Les chefs d'accusation retenus contre Djiba et ses proches comprennent l'association de malfaiteurs en relation avec une entité terroriste, l'attentat et le complot contre l'autorité de l'État, la participation à un rassemblement insurrectionnel, ainsi que la fabrication et la détention d'armes, a déclaré leur avocat, Me Senghor.

Sans la loi d'amnistie, leurs procès auraient pu durer des années, a-t-il ajouté.

Normalement l'une des démocraties les plus stables d'Afrique de l'Ouest, le Sénégal a connu au cours des trois dernières années les troubles les plus meurtriers de son histoire, alimentés par l'indignation suscitée par les poursuites judiciaires engagées contre le populaire leader de l'opposition Ousmane Sonko et par les craintes que M. Sall ne se présente pour un troisième mandat.

Après avoir exclu un troisième mandat en juillet, M. Sall a tenté le mois dernier de reporter de dix mois l'élection prévue pour le 25 février, ce qui a provoqué de nouvelles manifestations. Le scrutin est désormais prévu pour le 24 mars, après qu'un tribunal a annulé sa décision.

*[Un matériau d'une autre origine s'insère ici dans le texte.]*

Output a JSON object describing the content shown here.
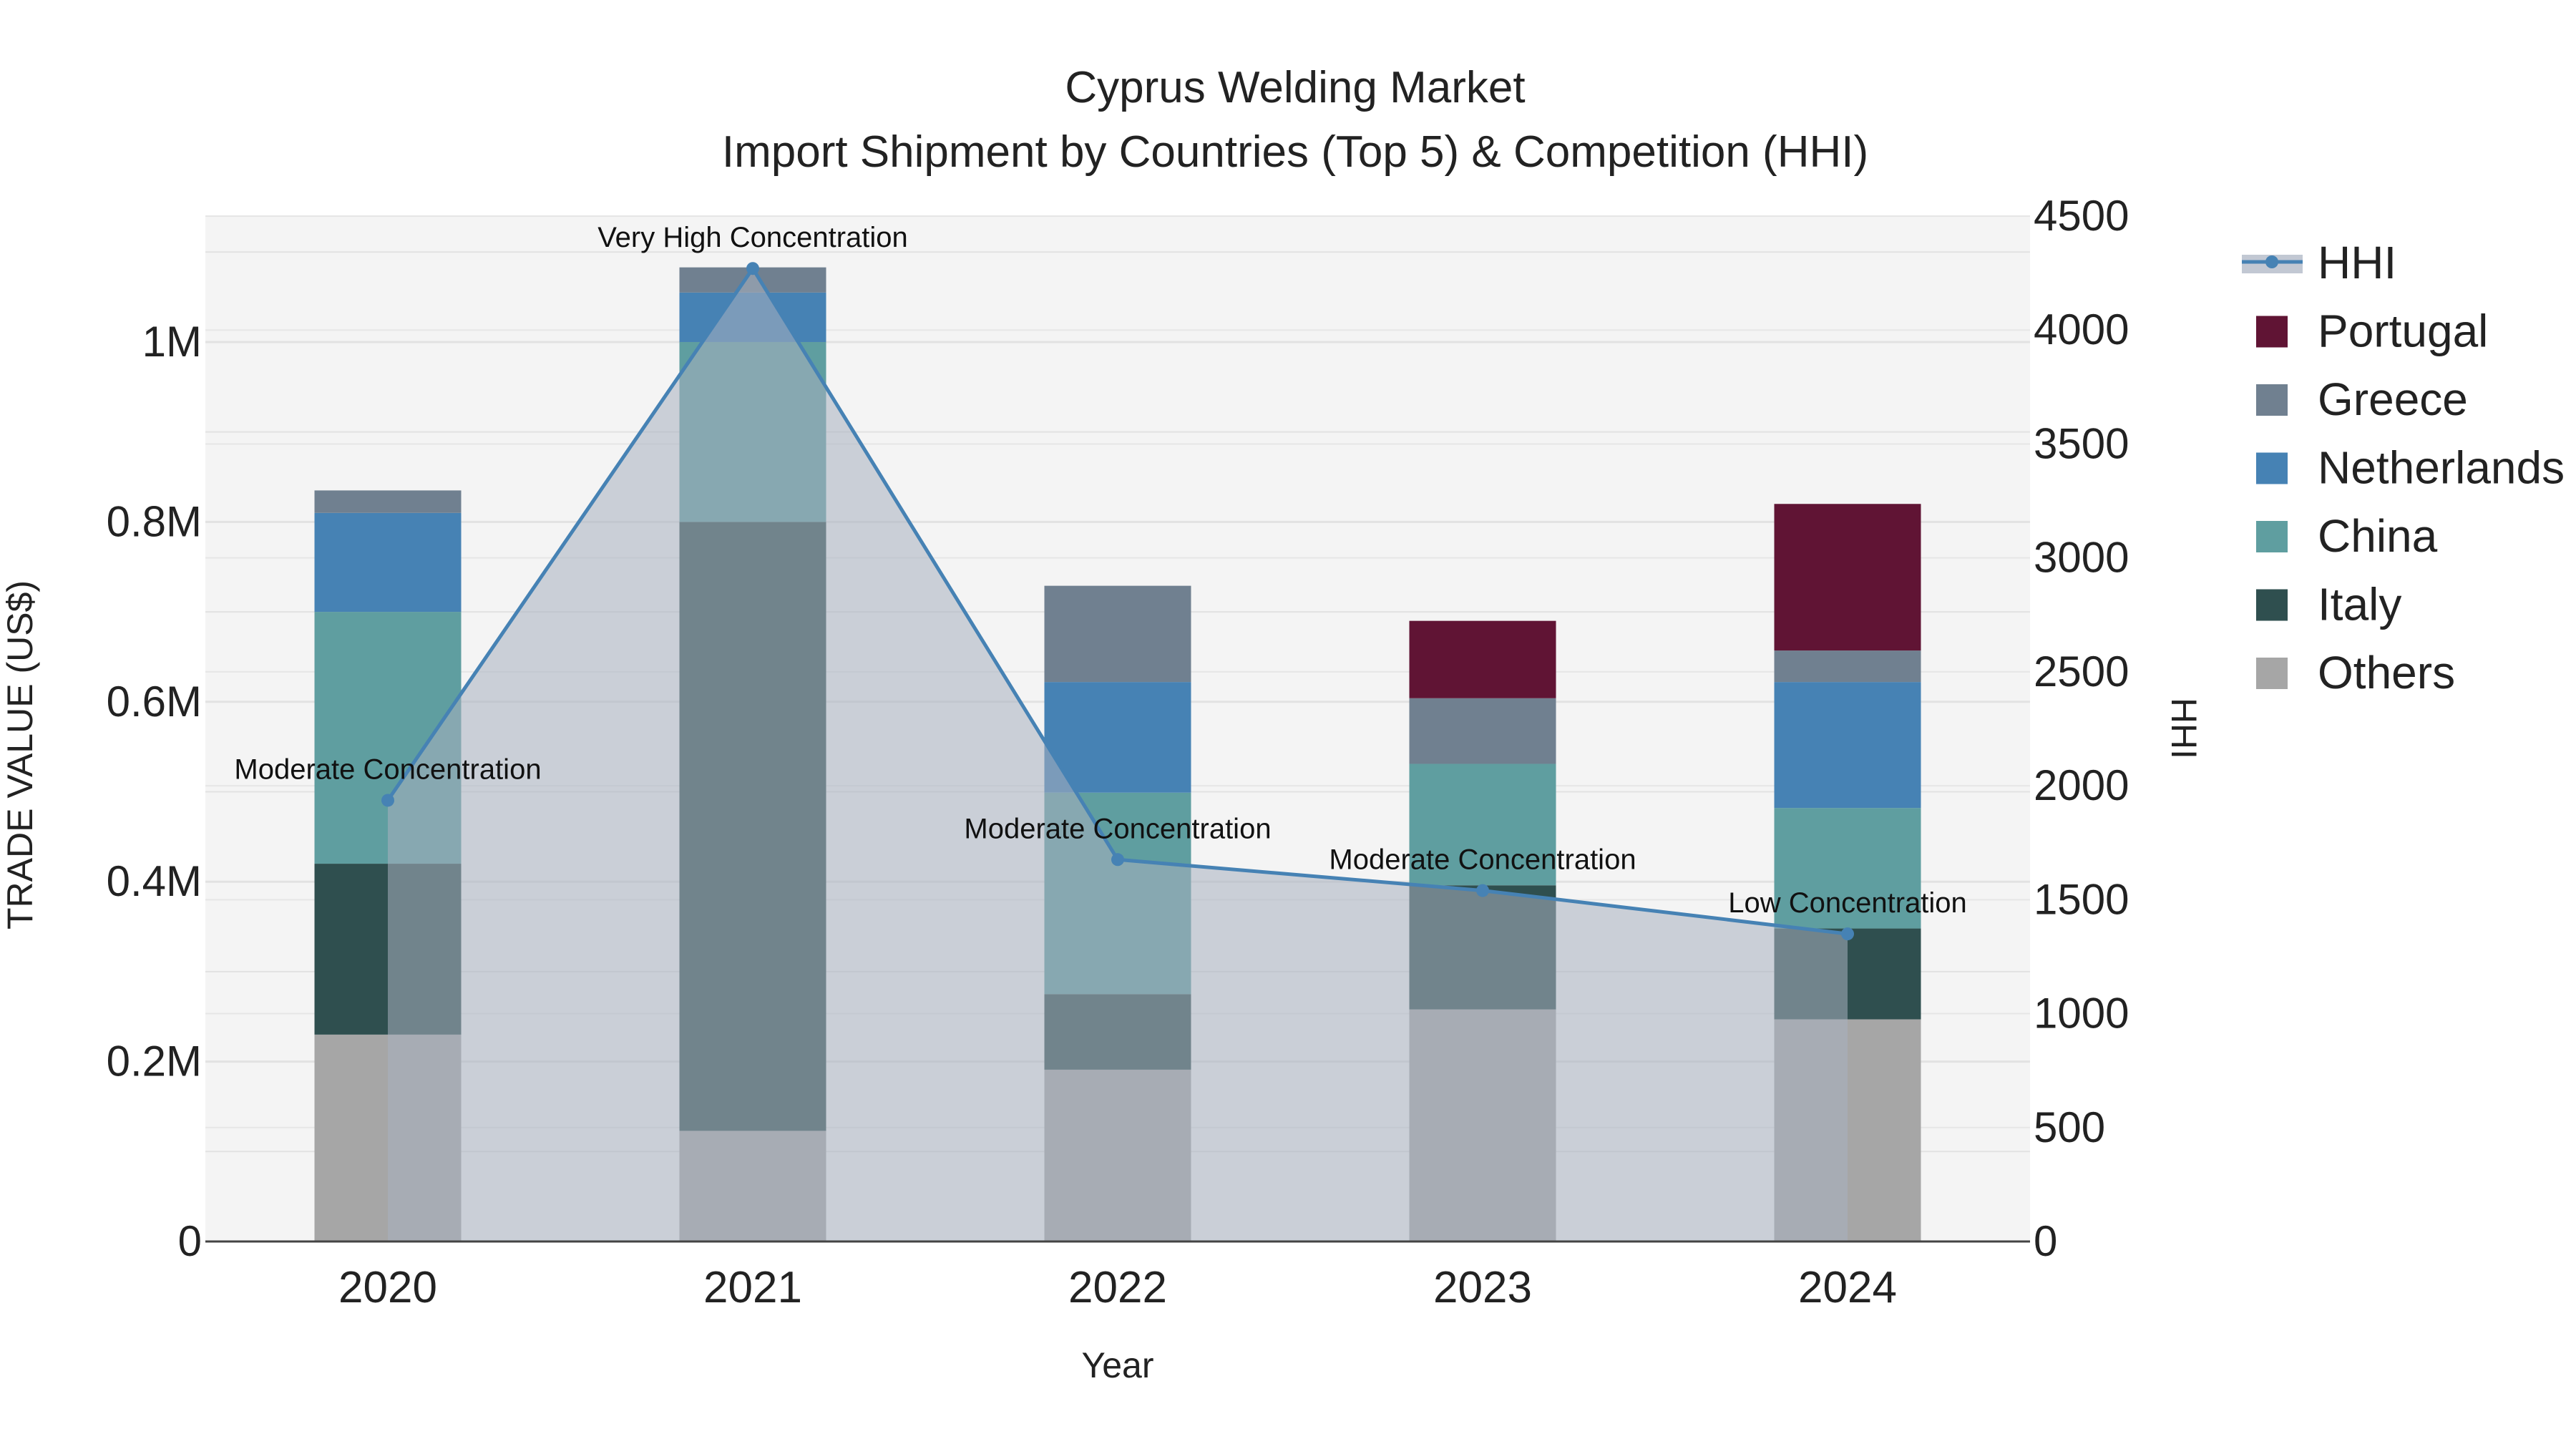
{
  "chart_data": {
    "type": "bar",
    "stacked": true,
    "title": "Cyprus Welding Market",
    "subtitle": "Import Shipment by Countries (Top 5) & Competition (HHI)",
    "xlabel": "Year",
    "ylabel": "TRADE VALUE (US$)",
    "y2label": "HHI",
    "categories": [
      "2020",
      "2021",
      "2022",
      "2023",
      "2024"
    ],
    "ylim": [
      0,
      1140000
    ],
    "y2lim": [
      0,
      4500
    ],
    "y_ticks": [
      0,
      200000,
      400000,
      600000,
      800000,
      1000000
    ],
    "y_tick_labels": [
      "0",
      "0.2M",
      "0.4M",
      "0.6M",
      "0.8M",
      "1M"
    ],
    "y2_ticks": [
      0,
      500,
      1000,
      1500,
      2000,
      2500,
      3000,
      3500,
      4000,
      4500
    ],
    "y2_tick_labels": [
      "0",
      "500",
      "1000",
      "1500",
      "2000",
      "2500",
      "3000",
      "3500",
      "4000",
      "4500"
    ],
    "series": [
      {
        "name": "Others",
        "color": "#a6a6a6",
        "values": [
          230000,
          123000,
          191000,
          258000,
          247000
        ]
      },
      {
        "name": "Italy",
        "color": "#2f4f4f",
        "values": [
          190000,
          677000,
          84000,
          138000,
          101000
        ]
      },
      {
        "name": "China",
        "color": "#5f9ea0",
        "values": [
          280000,
          200000,
          224000,
          135000,
          134000
        ]
      },
      {
        "name": "Netherlands",
        "color": "#4682b4",
        "values": [
          110000,
          55000,
          123000,
          0,
          140000
        ]
      },
      {
        "name": "Greece",
        "color": "#708090",
        "values": [
          25000,
          28000,
          107000,
          73000,
          35000
        ]
      },
      {
        "name": "Portugal",
        "color": "#601434",
        "values": [
          0,
          0,
          0,
          86000,
          163000
        ]
      }
    ],
    "hhi": {
      "name": "HHI",
      "color": "#4682b4",
      "values": [
        1936,
        4270,
        1676,
        1540,
        1350
      ],
      "annotations": [
        "Moderate Concentration",
        "Very High Concentration",
        "Moderate Concentration",
        "Moderate Concentration",
        "Low Concentration"
      ]
    },
    "legend": [
      "HHI",
      "Portugal",
      "Greece",
      "Netherlands",
      "China",
      "Italy",
      "Others"
    ],
    "legend_position": "top-right"
  }
}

Avec 19 candidats et aucun grand favori, l'élection devrait être la plus ouverte depuis l'indépendance en 1960.

LE TEMPS PERDU

Djiba et la famille de Coly sont des partisans déclarés du chef de l'opposition Sonko et de son candidat présidentiel désigné, Bassirou Diomaye Faye. Lorsque la gendarmerie paramilitaire a fouillé leur maison après les arrestations, elle a trouvé des accessoires de parti tels que des t-shirts et des bracelets, a déclaré Coly.

"Mais est-ce un crime de soutenir un parti politique ?

Il pense que de nombreuses personnes qui n'étaient pas engagées politiquement auparavant voteront désormais contre le parti au pouvoir et le successeur choisi par M. Sall, Amadou Ba, parce qu'elles ou leurs proches ont été arrêtés.

Djiba a perdu son emploi dans une école privée pendant qu'elle était en prison.

Sa belle-sœur, Ada Fatou Seck Bodian, 20 ans, qui a également été arrêtée, étudiait la pétrochimie et pourrait devoir redoubler l'année, a indiqué M. Coly.

Un autre membre de la famille, Khady Dieme, 22 ans, venait de recevoir un visa pour la France, où elle devait se rendre le mois de son arrestation pour obtenir un diplôme professionnel supérieur. Mme Dieme a déclaré qu'elle ne savait pas si elle aurait une autre occasion de le faire.

"Il n'y a aucun moyen de se faire rembourser le temps perdu", a déclaré Mme Coly. "Ce sont des jeunes, des étudiants, et cela va détruire leur carrière.